Jeff Sessions is out as U.S. Attorney General.

The former U.S. Senator from Alabama resigned on Wednesday (Nov. 7), a day after the midterm elections.

“At your request I am submitting my resignation,” Sessions wrote in a letter to the White House. His chief of staff, Matthew Whitaker, will serve as acting attorney general until a permanent replacement is found.

Sessions’ departure from the Department of Justice is cause for celebration for advocates of drug policy reform.

“He’s been an absolute disgrace on drug policy. We would welcome any attorney general whose policy ideas would move beyond the 1980s,” said Michael Collins, interim director of national affairs at the Drug Policy Alliance.

The 71-year-old former Alabama senator’s opinion of marijuana in particular is perhaps best illustrated by this statement he made during a 2016 Senate hearing: “Good people don’t smoke marijuana.”

He also said in February 2017, “I don’t think America is going to be a better place when people of all ages, and particularly young people, are smoking pot. I believe it’s an unhealthy practice, and current levels of THC in marijuana are very high compared to what they were a few years ago, and we’re seeing real violence around that.”

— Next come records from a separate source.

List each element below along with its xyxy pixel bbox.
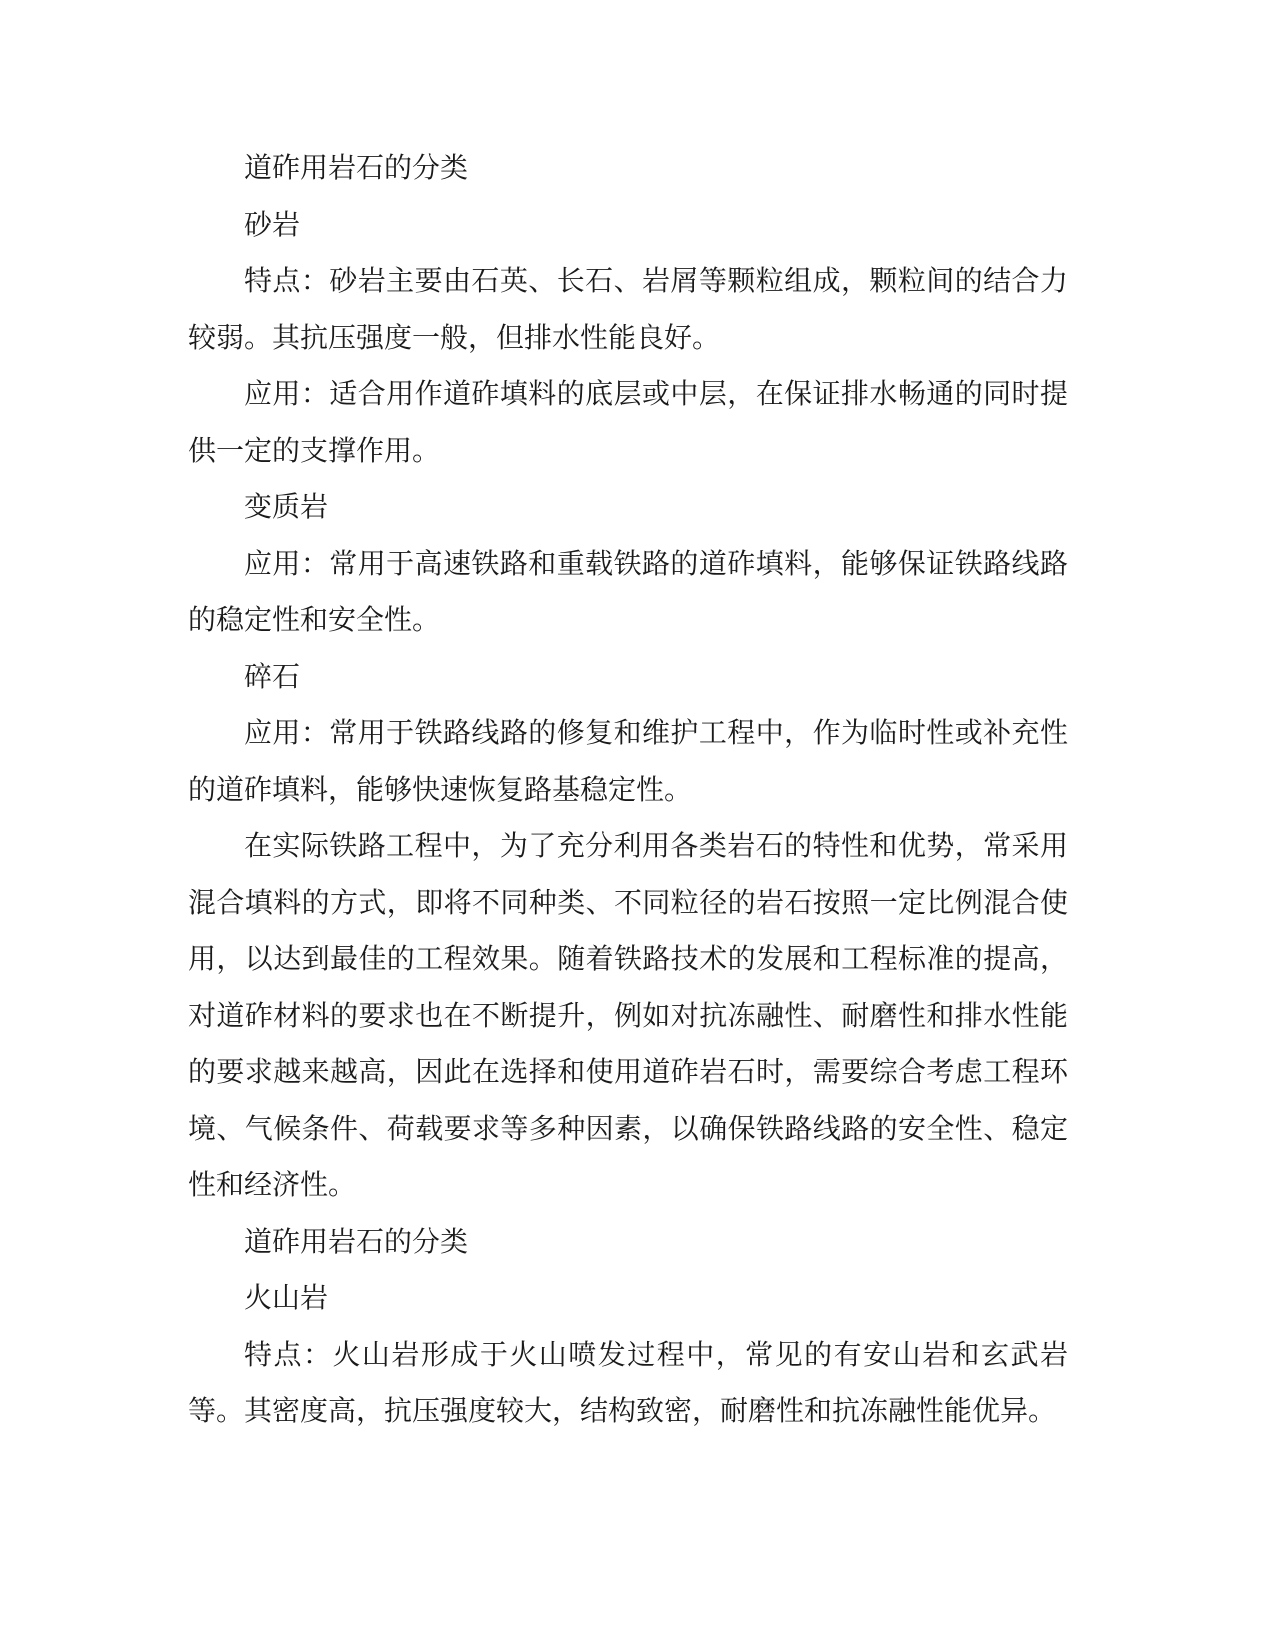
subheading-metamorphic-rock: 变质岩	[244, 490, 329, 523]
section-heading: 道砟用岩石的分类	[244, 151, 469, 184]
paragraph-sandstone-features: 特点：砂岩主要由石英、长石、岩屑等颗粒组成，颗粒间的结合力较弱。其抗压强度一般，但排水性能良好。	[188, 264, 1068, 354]
subheading-crushed-stone: 碎石	[244, 659, 301, 693]
paragraph-summary: 在实际铁路工程中，为了充分利用各类岩石的特性和优势，常采用混合填料的方式，即将不同种类、不同粒径的岩石按照一定比例混合使用，以达到最佳的工程效果。随着铁路技术的发展和工程标准的提高，对道砟材料的要求也在不断提升，例如对抗冻融性、耐磨性和排水性能的要求越来越高，因此在选择和使用道砟岩石时，需要综合考虑工程环境、气候条件、荷载要求等多种因素，以确保铁路线路的安全性、稳定性和经济性。	[188, 829, 1068, 1201]
subheading-volcanic-rock: 火山岩	[244, 1281, 329, 1314]
document-body	[188, 140, 1068, 1440]
paragraph-sandstone-application: 应用：适合用作道砟填料的底层或中层，在保证排水畅通的同时提供一定的支撑作用。	[188, 377, 1068, 467]
paragraph-volcanic-features: 特点：火山岩形成于火山喷发过程中，常见的有安山岩和玄武岩等。其密度高，抗压强度较大，结构致密，耐磨性和抗冻融性能优异。	[188, 1337, 1068, 1427]
subheading-sandstone: 砂岩	[244, 207, 301, 241]
section-heading-repeat: 道砟用岩石的分类	[244, 1224, 469, 1258]
paragraph-metamorphic-application: 应用：常用于高速铁路和重载铁路的道砟填料，能够保证铁路线路的稳定性和安全性。	[188, 546, 1068, 636]
paragraph-crushed-stone-application: 应用：常用于铁路线路的修复和维护工程中，作为临时性或补充性的道砟填料，能够快速恢复路基稳定性。	[188, 716, 1068, 806]
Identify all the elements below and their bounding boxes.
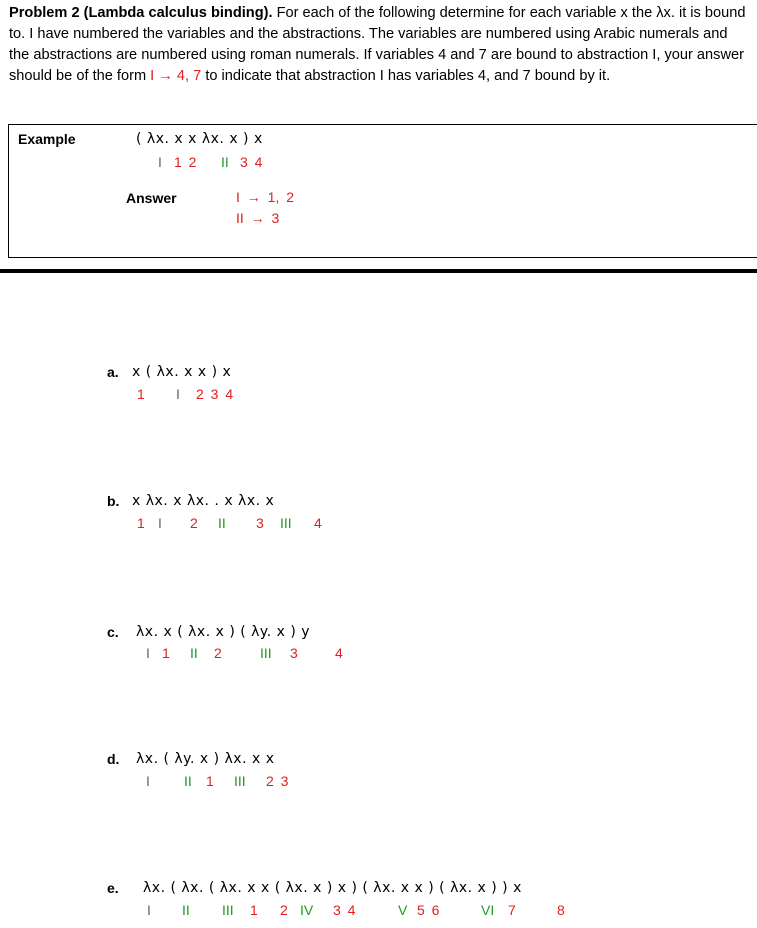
answer-line-2: II → 3 — [236, 210, 280, 226]
example-variables-1-2: 1 2 — [174, 154, 197, 170]
problem-b-abs-ii: II — [218, 515, 226, 531]
problem-e-label: e. — [107, 880, 119, 896]
problem-e-abs-v: V — [398, 902, 408, 918]
problem-e-abs-iv: IV — [300, 902, 314, 918]
problem-e-vars-5-6: 5 6 — [417, 902, 440, 918]
problem-c-abs-ii: II — [190, 645, 198, 661]
problem-d-abs-ii: II — [184, 773, 192, 789]
problem-b-label: b. — [107, 493, 120, 509]
problem-e-var-7: 7 — [508, 902, 516, 918]
example-abstraction-i: I — [158, 154, 162, 170]
example-box — [8, 124, 757, 258]
problem-text: For each of the following determine for each variable x the λx. it is bound to. I have numbered the variables and the abstractions. The variables are numbered using Arabic numerals and the abstractions are numbered using roman numerals. If variables 4 and 7 are bound to abstraction I, your answer should be of the form — [9, 5, 746, 84]
problem-d-abs-i: I — [146, 773, 150, 789]
problem-b-var-2: 2 — [190, 515, 198, 531]
example-variables-3-4: 3 4 — [240, 154, 263, 170]
problem-e-expression: λx. ( λx. ( λx. x x ( λx. x ) x ) ( λx. x x ) ( λx. x ) ) x — [143, 880, 522, 896]
problem-c-var-2: 2 — [214, 645, 222, 661]
problem-b-var-1: 1 — [137, 515, 145, 531]
problem-statement — [9, 3, 749, 87]
problem-c-expression: λx. x ( λx. x ) ( λy. x ) y — [136, 624, 311, 640]
problem-a-expression: x ( λx. x x ) x — [132, 364, 232, 380]
problem-e-var-2: 2 — [280, 902, 288, 918]
problem-b-var-3: 3 — [256, 515, 264, 531]
problem-c-var-3: 3 — [290, 645, 298, 661]
example-expression: ( λx. x x λx. x ) x — [136, 131, 263, 147]
problem-c-abs-iii: III — [260, 645, 272, 661]
example-abstraction-ii: II — [221, 154, 229, 170]
problem-b-abs-iii: III — [280, 515, 292, 531]
problem-d-expression: λx. ( λy. x ) λx. x x — [136, 751, 275, 767]
problem-e-abs-vi: VI — [481, 902, 495, 918]
problem-b-var-4: 4 — [314, 515, 322, 531]
problem-c-var-1: 1 — [162, 645, 170, 661]
problem-e-vars-3-4: 3 4 — [333, 902, 356, 918]
problem-b-expression: x λx. x λx. . x λx. x — [132, 493, 275, 509]
problem-d-vars-2-3: 2 3 — [266, 773, 289, 789]
problem-c-var-4: 4 — [335, 645, 343, 661]
problem-e-abs-iii: III — [222, 902, 234, 918]
problem-e-var-1: 1 — [250, 902, 258, 918]
problem-d-var-1: 1 — [206, 773, 214, 789]
example-label: Example — [18, 131, 76, 147]
problem-e-abs-ii: II — [182, 902, 190, 918]
problem-a-var-1: 1 — [137, 386, 145, 402]
answer-line-1: I → 1, 2 — [236, 189, 295, 205]
problem-c-label: c. — [107, 624, 119, 640]
problem-title: Problem 2 (Lambda calculus binding). — [9, 5, 273, 21]
problem-a-label: a. — [107, 364, 119, 380]
answer-label: Answer — [126, 190, 177, 206]
problem-e-abs-i: I — [147, 902, 151, 918]
problem-c-abs-i: I — [146, 645, 150, 661]
section-divider — [0, 269, 757, 273]
answer-form-example: I → 4, 7 — [150, 68, 202, 84]
problem-text-end: to indicate that abstraction I has variables 4, and 7 bound by it. — [201, 68, 611, 84]
problem-a-abs-i: I — [176, 386, 180, 402]
problem-d-abs-iii: III — [234, 773, 246, 789]
problem-e-var-8: 8 — [557, 902, 565, 918]
problem-a-vars-2-3-4: 2 3 4 — [196, 386, 234, 402]
problem-b-abs-i: I — [158, 515, 162, 531]
problem-d-label: d. — [107, 751, 120, 767]
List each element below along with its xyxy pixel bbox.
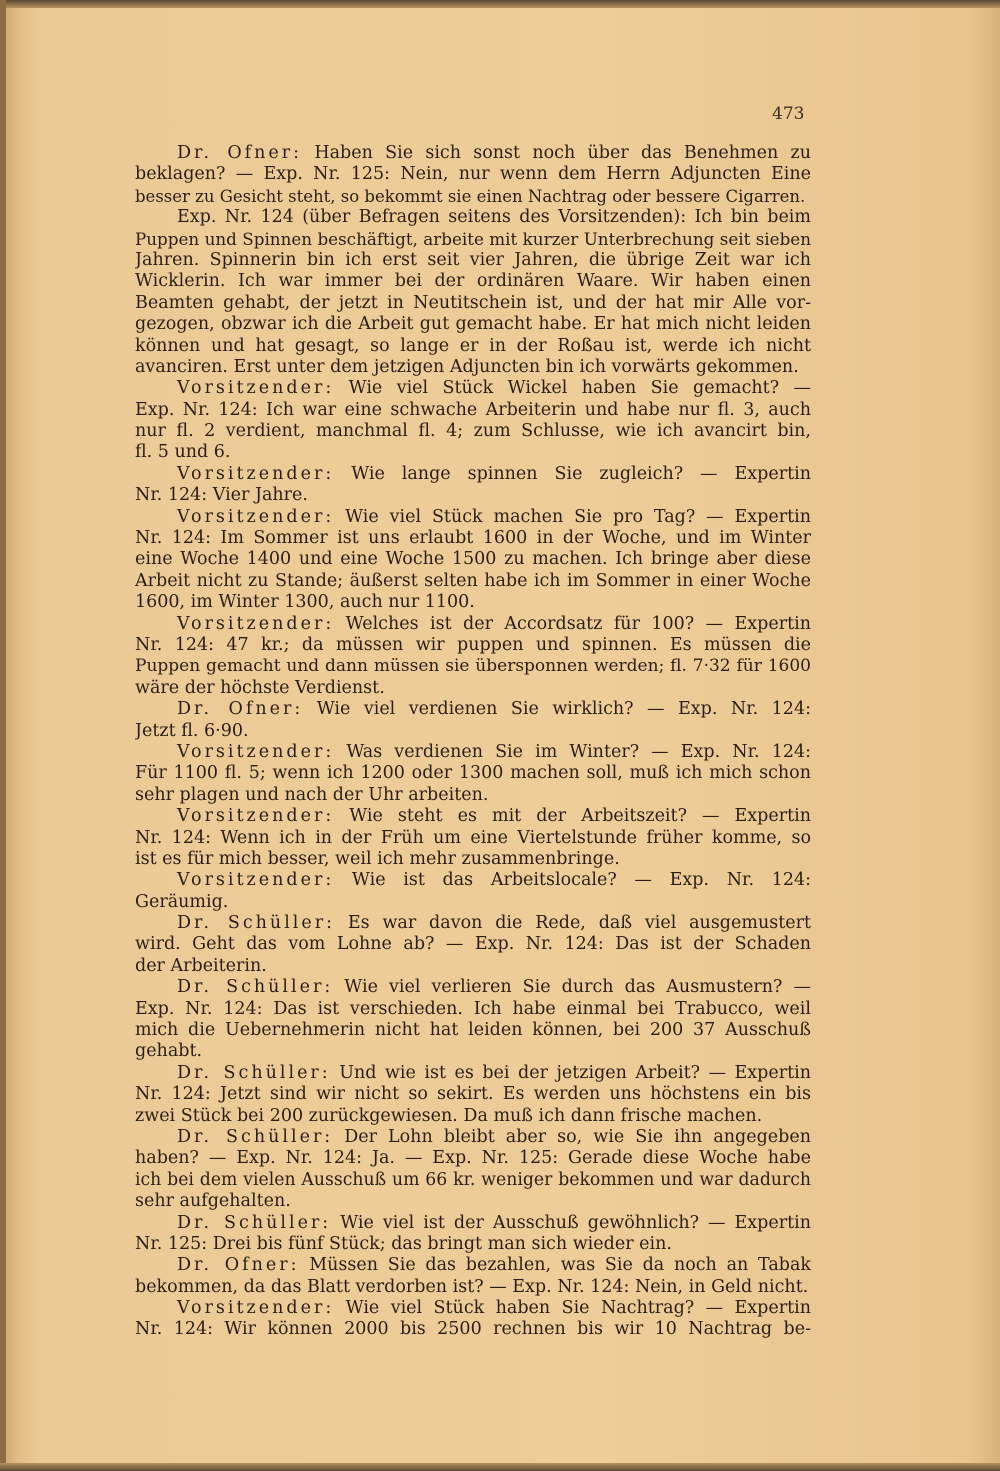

Last year, he took aim at sentencing reform, telling federal prosecutors to stop seeking leniency for low-level drug offenders and start seeking the toughest penalties possible, as NBC News reported at the time.

And in January, Sessions reversed an Obama-era policy—the 2013 Cole memo—that prioritized marijuana cases that presented a safety threat (involving minors, organized crime, etc.) but otherwise left alone U.S. states that have approved marijuana in some capacity. In his own memo, the attorney general called it a “return to the rule of law.”

But despite Sessions’ anti-marijuana stance, on Tuesday, Michigan became the 10th state to legalize cannabis for adult use, and two others—Utah and Missouri—approved medical marijuana.

Marijuana policy reform has been winning with each election, and appears more popular than ever.

“Our hope is the next attorney general will recognize that it is not politically popular to escalate the war on drugs,” said Collins of the Drug Policy Alliance.